Severgnini incanta con i grandi delle redazioni
Pubblico rapito, al Giardino Giusti, dagli aneddoti della firma del Corriere della Sera, ospite al Festival della Bellezza. «Il più grande cronista? Dante», spiega «Buzzati non sapeva di essere un genio. Le Stanze di Montanelli? Protoblog»
Tra gli ospiti più amati dal pubblico delle rassegne firmate da Idem, Beppe Severgnini non ha deluso la sua platea ieri pomeriggio nella cornice del Giardino Giusti. Platea catturata nella rete di ricordi, nel racconto dei tanti incontri tra giornalismo, poesia e letteratura che hanno costellato la sua carriera, in dialogo con il conduttore televisivo Lorenzo di Las Plassas.
«Ci sono bravi giornalisti in bianco e nero, e giornalisti che scrivono a colori e con profumi» ha esordito l’editorialista del Corriere della Sera, neodirettore di Sette. E presentando la sua creatura, divagando sulla scrittura di Gianni Brera, Severgnini ha raccontato: «Per me il Pulitzer del giornalismo sportivo era il frigo dei gelati del bar di Cremona dove mi sedevo per leggere gli articoli di Brera. Il Pulitzer dei periodici invece, è il bagno. Se Sette supera il percorso dall’edicola a casa, il rischio di essere dimenticato per strada o in salotto, se arriva in bagno… allora lì, ho vinto il Pulitzer».
Uno dei più grandi giornalisti diventa, a sorpresa, Dante: «Le sue descrizioni nell’Inferno sono da grande giornalista, e le interviste? Le domande fatte a Francesca sono le domande perfette». Tra gli incontri epocali, quello con Montanelli. «Ne avevo grande soggezione: aveva 50 anni più di me, era alto un metro e novanta, con due occhi che ci voleva il codice della strada per regolarli. Con il tratto pen cancellava le parole degli articoli dei suoi giovani collaboratori, mi ha insegnato che la scrittura è come la scultura, funziona per levare».
Infinito il mondo che Montanelli gli ha aperto, l’incontro con Buzzati per esempio: «Montanelli parlava della sua modestia, Buzzati non sapeva
di essere un genio. Era un poeta in redazione. Quanti sanno che la Fortezza Bastiani del Deserto dei Tartari è la redazione di via Solferino? E che l’attesa del tenente Dogo è l’attesa della grande occasione? Il Poema a Fumetti a 60 anni! Ma vi rendete conto?

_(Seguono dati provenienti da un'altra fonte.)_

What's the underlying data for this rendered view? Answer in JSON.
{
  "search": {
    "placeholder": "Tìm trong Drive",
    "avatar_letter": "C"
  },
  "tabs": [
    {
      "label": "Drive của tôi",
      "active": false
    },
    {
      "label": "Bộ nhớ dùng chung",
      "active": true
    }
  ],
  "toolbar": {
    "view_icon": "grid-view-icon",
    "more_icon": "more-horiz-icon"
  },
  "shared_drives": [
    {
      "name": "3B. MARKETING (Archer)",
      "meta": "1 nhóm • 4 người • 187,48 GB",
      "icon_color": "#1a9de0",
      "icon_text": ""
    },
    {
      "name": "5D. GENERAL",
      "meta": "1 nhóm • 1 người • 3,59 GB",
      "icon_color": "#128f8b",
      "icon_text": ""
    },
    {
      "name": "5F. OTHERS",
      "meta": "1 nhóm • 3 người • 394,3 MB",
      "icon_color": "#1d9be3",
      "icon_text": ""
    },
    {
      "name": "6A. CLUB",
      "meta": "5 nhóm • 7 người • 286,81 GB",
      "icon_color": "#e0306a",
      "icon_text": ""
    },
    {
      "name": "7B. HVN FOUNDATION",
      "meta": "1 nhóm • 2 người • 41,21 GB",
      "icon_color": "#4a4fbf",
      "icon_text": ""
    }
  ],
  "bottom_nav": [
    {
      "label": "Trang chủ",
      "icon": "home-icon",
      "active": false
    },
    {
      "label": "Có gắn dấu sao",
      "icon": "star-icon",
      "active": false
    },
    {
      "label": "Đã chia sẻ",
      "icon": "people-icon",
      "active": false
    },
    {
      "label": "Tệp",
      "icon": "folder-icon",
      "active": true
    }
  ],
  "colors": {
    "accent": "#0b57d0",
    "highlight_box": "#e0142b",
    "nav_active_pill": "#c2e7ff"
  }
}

Mezzo secolo di anticipo sulla graphic novels».
Non potevano mancare Parise, con i suoi Sillabari, «usciti nei primi anni ’70 sul Corriere, pura poesia», Pasolini con gli Scritti Corsari - «un libro che ha segnato l’evoluzione del costume negli anni ’70, ma una signora, qualche tempo fa, mi ha detto delusa che pensava fosse un libro di pirati» - e Biagi: «Un grande giornalista,
sempre se stesso, intervistatore empatico, il più grande rubrichista italiano. Mentre le Stanze di Montanelli - ha concluso Severgnini tornando al suo mentore -, erano quasi un protoblog».
Alla sera il pubblico è tornato ad applaudire Massimo Cacciari al Romano con la sua lezione – concerto sul Don Giovanni di Mozart, intervallata dalle interpretazioni della partitura dell’opera dei pianisti Edoardo Strabbioli e Roberto Pegoraro.
Stasera alle 21,30, Philippe Daverio chiuderà il Festival della Bellezza, organizzato dall’associazione Idem con il patrocinio della Fondazione Corriere della Sera e radio partner Rai Radio Uno, conducendo il
pubblico con le sue amabili digressioni, intervallate dal pianoforte di Ilaria Loatelli, nella
lettura dell’arte di Picasso, dove ancora si possono trovare
gli echi di quella di Michelangelo raccontata venerdì da Vittorio Sgarbi. Sul palco le installazioni scultoree di Alessandro Lonato che hanno fatto da sfondo al festival.